Journalist Villard took notes; he even interviewed the boy in the tent. The boy was now able to talk. He said that his name was Archie Smith. He and two others had started from Ohio, to walk to the diggin's. They had tried to cut across north from the Smoky Hill trail and had got lost—and the last he remembered he was wandering alone, so weak from hunger and thirst that he had fallen down.
The man who had spoken of the five thousand pilgrims behind (his name was Beverly D. Williams, and he was the stage-line superintendent, on his initial tour of inspection), helped Archie into the red coach.
"All aboard!" summoned the drivers, climbing to their seats. The passengers hastily took their places.
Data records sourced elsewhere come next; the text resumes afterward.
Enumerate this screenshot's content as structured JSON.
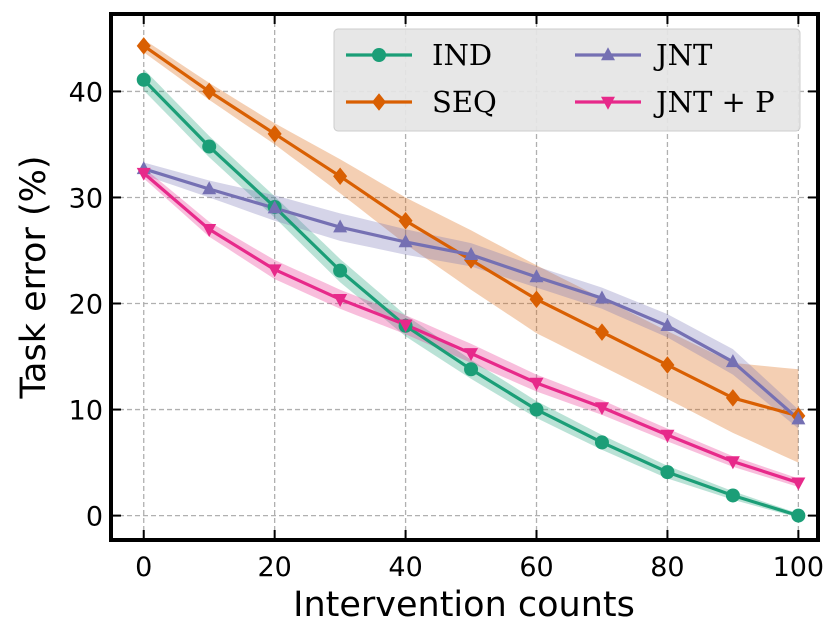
{
  "chart_data": {
    "type": "line",
    "title": "",
    "xlabel": "Intervention counts",
    "ylabel": "Task error (%)",
    "xlim": [
      -5,
      103
    ],
    "ylim": [
      -2.3,
      47.3
    ],
    "xticks": [
      0,
      20,
      40,
      60,
      80,
      100
    ],
    "yticks": [
      0,
      10,
      20,
      30,
      40
    ],
    "grid": true,
    "legend_position": "top-right",
    "series": [
      {
        "name": "IND",
        "color": "#1b9e77",
        "marker": "circle",
        "x": [
          0,
          10,
          20,
          30,
          40,
          50,
          60,
          70,
          80,
          90,
          100
        ],
        "values": [
          41.1,
          34.8,
          29.1,
          23.1,
          17.9,
          13.8,
          10.0,
          6.9,
          4.1,
          1.9,
          0.0
        ],
        "band": [
          1.0,
          1.0,
          1.0,
          1.1,
          1.0,
          0.9,
          0.8,
          0.7,
          0.6,
          0.4,
          0.2
        ]
      },
      {
        "name": "SEQ",
        "color": "#d95f02",
        "marker": "diamond",
        "x": [
          0,
          10,
          20,
          30,
          40,
          50,
          60,
          70,
          80,
          90,
          100
        ],
        "values": [
          44.3,
          40.0,
          36.0,
          32.0,
          27.8,
          24.1,
          20.4,
          17.3,
          14.2,
          11.1,
          9.4
        ],
        "band": [
          0.6,
          0.8,
          1.0,
          1.6,
          2.2,
          2.8,
          3.2,
          3.2,
          3.2,
          3.3,
          4.4
        ]
      },
      {
        "name": "JNT",
        "color": "#7570b3",
        "marker": "triangle-up",
        "x": [
          0,
          10,
          20,
          30,
          40,
          50,
          60,
          70,
          80,
          90,
          100
        ],
        "values": [
          32.7,
          30.8,
          29.0,
          27.2,
          25.8,
          24.6,
          22.5,
          20.5,
          17.9,
          14.5,
          9.1
        ],
        "band": [
          0.6,
          0.8,
          1.2,
          1.3,
          1.2,
          1.1,
          1.0,
          1.0,
          1.1,
          1.2,
          0.9
        ]
      },
      {
        "name": "JNT + P",
        "color": "#e7298a",
        "marker": "triangle-down",
        "x": [
          0,
          10,
          20,
          30,
          40,
          50,
          60,
          70,
          80,
          90,
          100
        ],
        "values": [
          32.3,
          27.0,
          23.2,
          20.4,
          18.0,
          15.3,
          12.5,
          10.2,
          7.6,
          5.1,
          3.1
        ],
        "band": [
          0.5,
          0.7,
          0.9,
          0.9,
          0.9,
          0.9,
          0.8,
          0.7,
          0.6,
          0.5,
          0.4
        ]
      }
    ]
  }
}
As the red coach started with a jump, from the window Archie waved his hand at Harry and Terry, and called again:
"Thanks. I owe you a lot. I'll see you at the mines. Don't forget. I'll see you at the mines."
With a jump the green coach started also. And away rolled, tugged by their galloping mules, the first stages for Pike's Peak, bearing Journalist Henry Villard of the Cincinnati Commercial and Superintendent Williams, and those passengers who, like Mr. Villard, were bent on discovering just how true the "elephant" stories were.
CHAPTER VII
SHEP DOES HIS DUTY
The Pike's Peak Limited prepared to follow.